Tyco toiling to restore profitability Company altering mix to weather the swings in toy business

February 25, 1996|By KNIGHT-RIDDER NEWS SERVICE

NEW YORK -- Every toy manufacturer yearns to produce the year's Power Ranger and to watch that lovely upward spike on the revenue line.

But when the thrill is gone, the extra factory capacity, the extra marketing costs, the extra warehouse space remain, along with a not-so-lovely spike on the expense side and an accompanying nasty dip in earnings.

That has been Tyco's toy story.

The moral of the story comes from new Tyco Toy Inc. Chief Executive Gary Baughman, who says he wants "to re-establish 2/3 2/3 TC profitable base of core products" -- a strategy that will allow the company to weather the swings in the toy business and still pay the bills.

What sounds very normal in boardrooms and in annual reports seems utterly incongruent at New York's annual riotous Toy Fair, where giant yellow bananas in pajamas leaflet passers-by and blue Smurfs distribute business cards on Fifth Avenue.

Inside the Toy Building earlier this month, Tyco's own Dr. Dreadful chomped on candy cockroaches. An actor, in bloody surgical scrubs, touted Tyco's latest line of looks-bad, tastes-good, gross-out products before an appreciative audience of Wall Street analysts and toy store buyers.

Down the hall, Mr. Baughman talked numbers: "We expect a slight increase of sales, maybe 4 to 5 percent. And we're looking to be profitable."

That would, no doubt, charm Wall Street more than watching Dr. Dreadful suck up pretend body fluids as his sidekick Igor snickers sickeningly.

"Tyco used to be on top of the world," said analyst Jill Krutick at Smith Barney in New York. "Now they are a distant third [behind Mattel Inc. and Hasbro Inc.]"

Tyco, its reputation made with its radio-controlled line of toys, never had a money-losing year from 1974 until 1993. But the success of the Ariel doll from Disney's Little Mermaid had prompted the Moorestown, Pa., company to overexpand, opening subsidiaries in Europe and building up overhead at home.

The company lost nearly $70 million in 1993. It cut its losses to $33 million in 1994 and to $27.2 million in 1995.

In the past year, Tyco cut 200 jobs in Europe as it shuttered its Belgium manufacturing plant and eliminated a distribution center in the United Kingdom. It centralized Europe's administrative operations in Belgium, taking an $8.9 million charge in 1995 to realize savings of more than $10 million a year, Mr. Baughman said.

Tyco also reorganized its Tyco Playtime division, giving it a new name, Tyco Preschool, a new focus by eliminating all toys for older children, and a new selling strategy.

"The balance sheet is in better shape and the inventory and receivables are the lowest in five years," said analyst Sean P. McGowan, of Gerard Klauer Mattison in New York.

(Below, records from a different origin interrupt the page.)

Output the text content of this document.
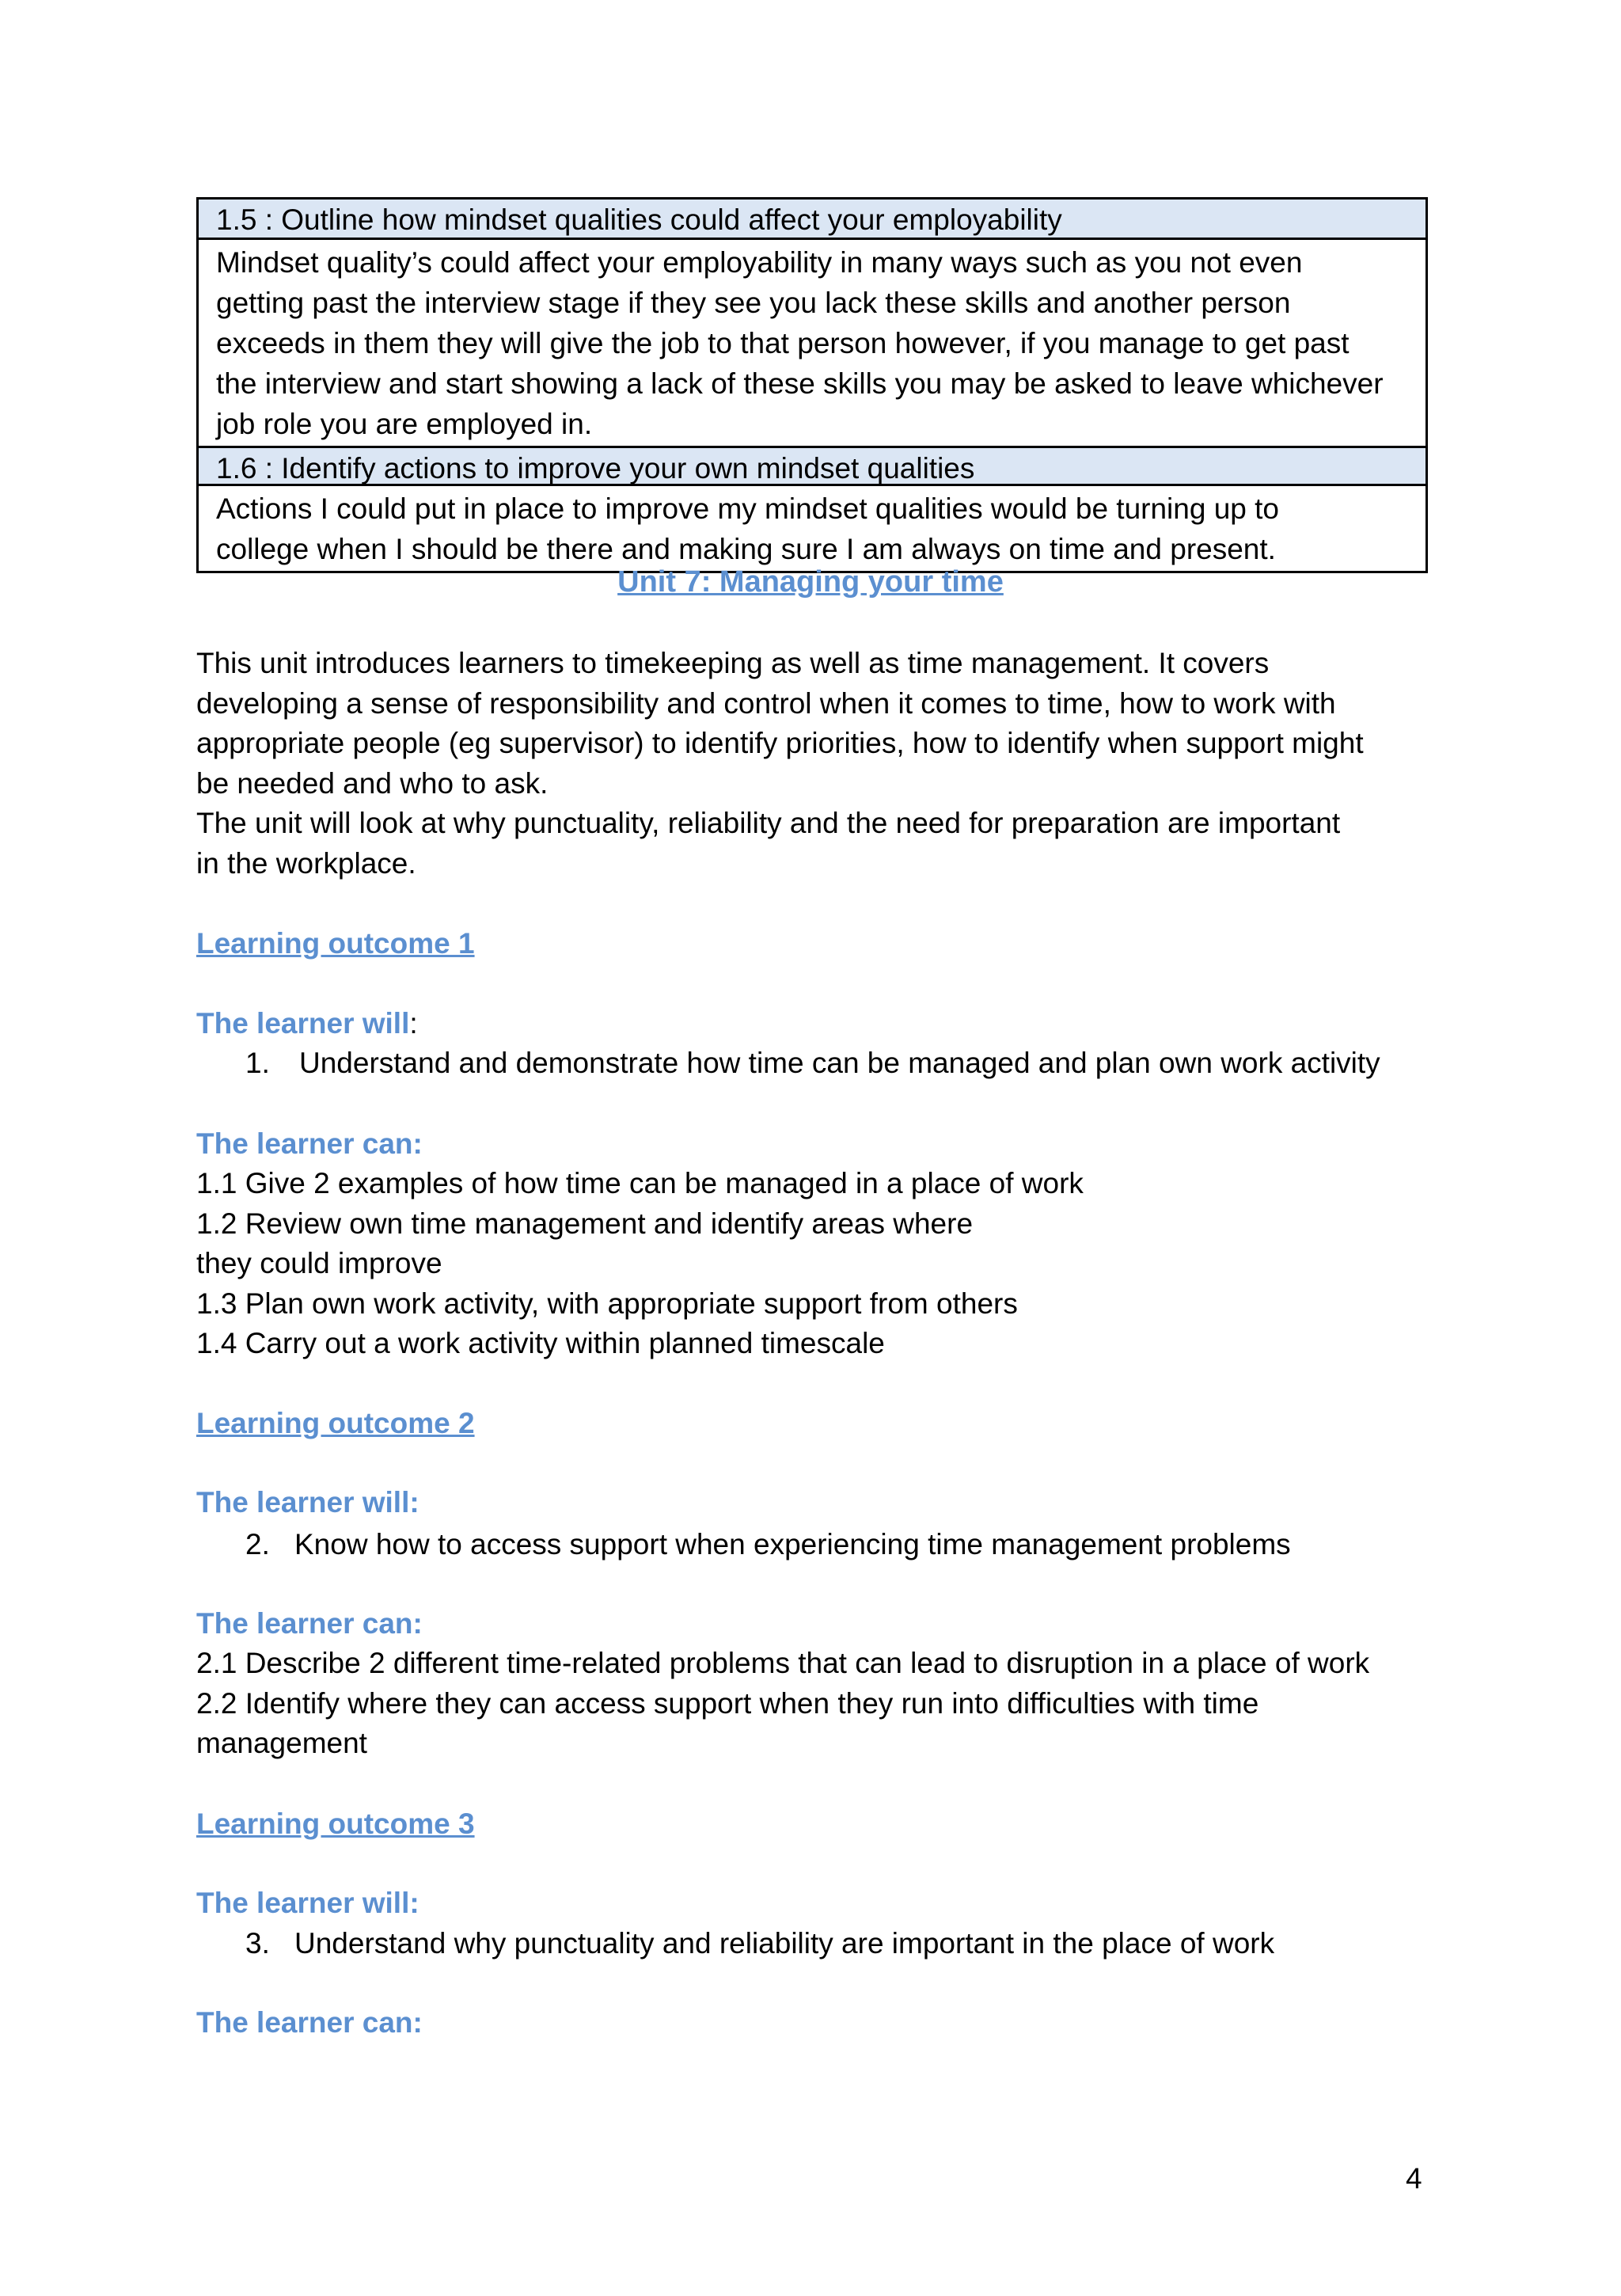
1.5 : Outline how mindset qualities could affect your employability
Mindset quality’s could affect your employability in many ways such as you not even
getting past the interview stage if they see you lack these skills and another person
exceeds in them they will give the job to that person however, if you manage to get past
the interview and start showing a lack of these skills you may be asked to leave whichever
job role you are employed in.
1.6 : Identify actions to improve your own mindset qualities
Actions I could put in place to improve my mindset qualities would be turning up to
college when I should be there and making sure I am always on time and present.
Unit 7: Managing your time
This unit introduces learners to timekeeping as well as time management. It covers
developing a sense of responsibility and control when it comes to time, how to work with
appropriate people (eg supervisor) to identify priorities, how to identify when support might
be needed and who to ask.
The unit will look at why punctuality, reliability and the need for preparation are important
in the workplace.
Learning outcome 1
The learner will:
1. Understand and demonstrate how time can be managed and plan own work activity
The learner can:
1.1 Give 2 examples of how time can be managed in a place of work
1.2 Review own time management and identify areas where
they could improve
1.3 Plan own work activity, with appropriate support from others
1.4 Carry out a work activity within planned timescale
Learning outcome 2
The learner will:
2. Know how to access support when experiencing time management problems
The learner can:
2.1 Describe 2 different time-related problems that can lead to disruption in a place of work
2.2 Identify where they can access support when they run into difficulties with time
management
Learning outcome 3
The learner will:
3. Understand why punctuality and reliability are important in the place of work
The learner can:
4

"They have really pruned back their least profitable lines and plunged most of their resources into line extensions," Ms. Krutick said.

A good example would be the approach that Tyco is taking with a core element of its business -- Matchbox cars. In the diecast metal car business, Tyco faces stiff competition from industry leader Mattel and its Hot Wheels line.

What Tyco has decided to do, as spokesman Bruce Maguire puts it, "is take a giant step backwards." Let Mattel focus on the speed business so appealing to the older boys; Tyco will reclaim its franchise on the push-around business, Mr. Maguire said. Instead of putting money into ever more fancy Zero G speed tracks for its Matchbox cars, Tyco's building Matchbox playsets for a younger crowd.

Pieced together with track, the playsets, with hospitals, heliports, car washes and parking lots, create a world for Tyco's Matchbox cars.

Tyco decided to get out of some aspects of the toy business. "We de-emphasized certain volatile product categories," Mr. Baughman said.

How does that translate to the toy shelf? No action figures.

In 1994, $949 million worth of action figures -- such as boys' fighting figures -- were sold, up nearly 40 percent from 1993, making them the fastest-growing category, according to the Toy Manufacturers of America.

But action figures "are highly unprofitable," Mr. Baughman said. "You have to invest a lot of money up front. And they are risky."

Instead, Tyco plans to expand its selling stalwarts, including Dr. Dreadful, Magna Doodle, the Kenya doll and the Doodle Bear. And it hopes to build a new core business with its Kitchen Little line -- a collection of sturdy, miniature pots, pans, dishes and play food.

This year, Tyco's putting its money on a $100 video camera for children age 6 and older. Designed to be extra sturdy, its most important function may well be to keep kids away from the $800 model their parents like to play with.

"Coming up with an exciting new product," Mr. Baughman said, "that's the name of the game."